OMCT: Naval blockade contributes to the starvation of Yemenis
Coalition member states, most notably Saudi Arabia and the UAE, could be held liable, resulting in international criminal liability for their agents, as per the World Organization Against Torture (OMCT).
The World Organization Against Torture (OMCT) said, in a report obtained by Al Mayadeen, that The naval blockade imposed on Yemen by a Saudi-led coalition has significantly contributed to the starvation of Yemeni civilians and can be considered torture.
Legal Director at OMCT’s Middle East and North Africa office Helene Legeay said, “The tens of thousands of civilians who die due to malnutrition, waterborne diseases, and the lack of access to healthcare are no collateral damage of the conflict”.
They are the direct victims of a combination of war crimes committed by the various sides, in which the naval blockade imposed by the Saudi-led Coalition plays a major role. The blockade threatens to plunge the country into famine and violates international norms, including the United Nations Convention against Torture,” she added.
The organization highlighted that the United Nations recorded 131,000 deaths due to a lack of food, health services, and clean water in December 2020, adding that the World Food Program estimated in July this year that nearly one Yemeni out of every three - 19 million people - were food insecure, with 3.5 million acutely malnourished.
The report, titled Torture in Slow Motion, demonstrates that the strict controls imposed on maritime imports to north of Yemen, which houses 70% of the country's 30 million people, play a critical role in this devastation.
The report went on to say that Yemen imports 90% of its requirements, including food, fuel, and medicines.
Control of commercial and humanitarian cargo ships by the Coalition, ostensibly to enforce an UN-mandated arms embargo against Yemenis, has resulted in significant delays in deliveries, leading to price spikes that have brought an already fragile economy to its knees, it added.
The report stressed that coalition member states, most notably Saudi Arabia and the UAE, could be held liable, resulting in international criminal liability for their agents.
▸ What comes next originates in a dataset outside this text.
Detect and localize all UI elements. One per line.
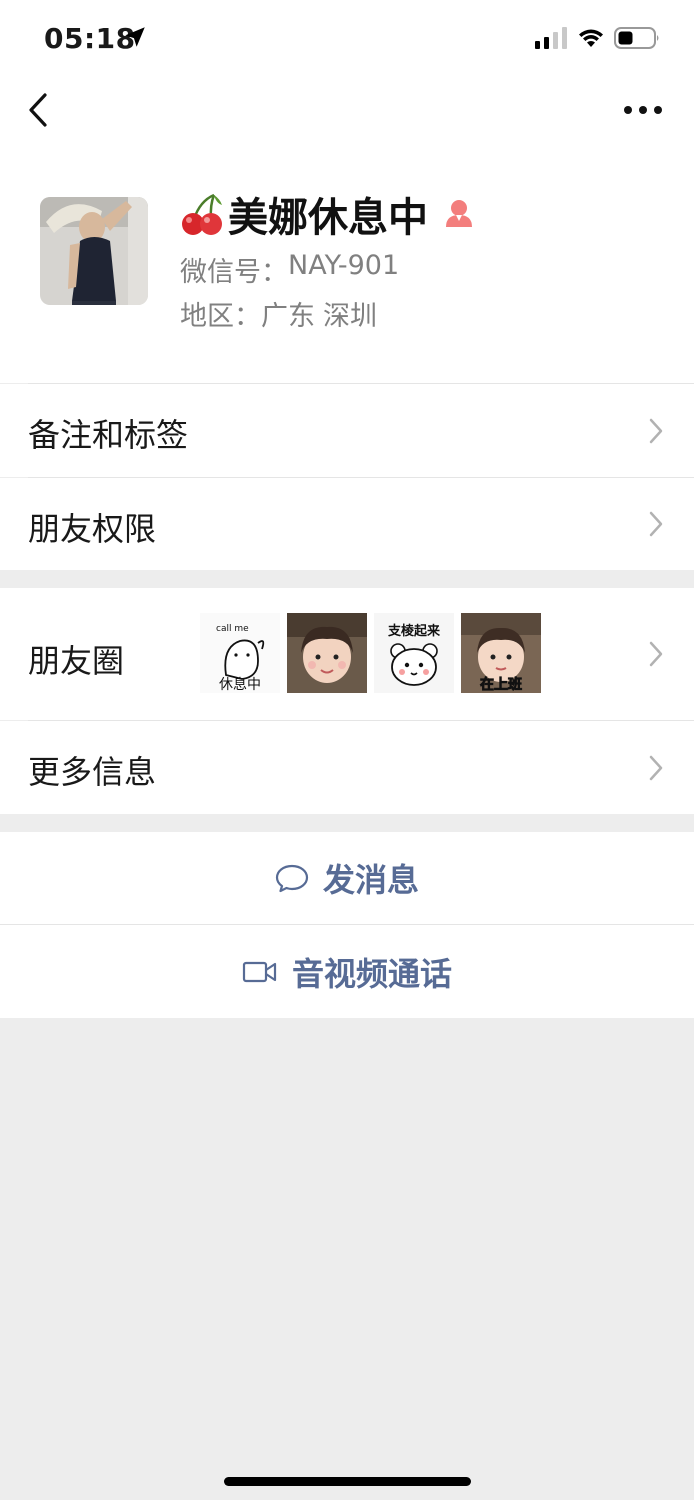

The report added that the same is true for their accomplices, states, and private companies that supply arms and thus play an important role in exacerbating the situation.
It is worth noting that the report calls for the blockade to be lifted, international investigation of these crimes, prosecution of perpetrators, and collective reparations to the Yemeni people.
The International Organization for Migration has lately warned that over 25.5 million Yemenis are living in poverty as a result of the Saudi-led aggression, which entered its 8th year.
The war on Yemen and the Saudi-led coalition's blockade of the poverty-stricken country is the main driving force behind the hunger crisis - the situation is likely to worsen with the most recent war in Ukraine, which is the source of 30% of Yemen's wheat imports.